Tag Archives: Photography

What you might learn on a silent walk

I spent the past weekend at the Centre de Vie in Ripon, QC at a yoga retreat led by Andrea from Body and Balance. While there, we went for a walk on the large farm property. Andrea encouraged us to walk in silence, and then to journal about what we noticed. Here’s what I pondered as I walked on a November day in Canada.


Don’t ever believe that your life is aimless. Look for signs to point you on your way. You will find them. When you see them you will worry, because you don’t know where the sign is pointing to or what lies ahead. All you might see are obstacles and uphill climbs. Keep walking anyway.

The mosses and and puffballs that aid with decomposition, and the brown composting leaves might lead you think of death and dying, but they are preparation for rebirth. The time of “wintering” is a necessary dormancy that will recharge you, and evolve you, and take you to the next stage of your life.

After you have skirted or surmounted obstacles, and after you have climbed the hills, you will descend.
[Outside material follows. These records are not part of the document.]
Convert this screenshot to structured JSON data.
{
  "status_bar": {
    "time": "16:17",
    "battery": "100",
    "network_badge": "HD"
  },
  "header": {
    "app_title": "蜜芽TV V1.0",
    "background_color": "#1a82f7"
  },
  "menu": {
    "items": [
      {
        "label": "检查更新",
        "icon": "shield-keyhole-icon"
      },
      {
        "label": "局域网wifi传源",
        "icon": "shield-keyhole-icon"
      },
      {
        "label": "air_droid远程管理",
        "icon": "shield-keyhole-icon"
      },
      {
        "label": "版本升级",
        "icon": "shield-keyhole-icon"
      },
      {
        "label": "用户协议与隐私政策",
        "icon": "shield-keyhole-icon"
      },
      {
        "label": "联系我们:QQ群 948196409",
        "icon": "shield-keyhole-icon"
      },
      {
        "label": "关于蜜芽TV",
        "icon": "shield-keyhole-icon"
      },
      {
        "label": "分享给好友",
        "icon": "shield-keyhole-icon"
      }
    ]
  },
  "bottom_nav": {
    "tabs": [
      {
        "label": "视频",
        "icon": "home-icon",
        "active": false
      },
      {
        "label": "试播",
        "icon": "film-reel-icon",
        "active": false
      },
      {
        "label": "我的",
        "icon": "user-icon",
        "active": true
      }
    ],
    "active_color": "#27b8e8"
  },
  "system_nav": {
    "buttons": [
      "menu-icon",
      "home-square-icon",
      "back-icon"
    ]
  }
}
You think this is going to be the easy part. But going down is just as challenging as climbing up. You must take care on sharp drops and slippery slopes.

A leaf-covered forest path sloping downwards.

Soon you may realize that you have circled back to the crossroads where you started, but you aren’t the same person you were the last time you were there. You are stronger for having climbed, you are more experienced for having learned, you are more confident and prepared to take on other challenges. You climbed, you navigated, you descended, and it was good.

The same birch arrow and bridge, from a different angle.

Then you wander past an old piece of farm machinery, and it sparks memories of a childhood on a farm, a time and place that was both carefree and fraught with uncertainty. You’ll recall your hands in dirt and romps in fields of crops grown to feed the family. You’ll reminisce about the times that crops grew for months, tall and healthy in the sunshine, only to be struck down minutes by a violent storm. Income lost in an afternoon. You’ll remember pet calves, cherished and bottle-fed that became ill and died from disease. It was more than the tragic loss of loved animals. It was an economic blow. But your family grew other food, so you didn’t go hungry, you lived in an old farmhouse, so you were never out in the cold, and you had family.

Old farm machinery in the middle of a field of shorn hay.

As you walk silently back to a different farmhouse in a different time, you’ll recall that money isn’t what’s most important. Food, shelter and community are all that really matters.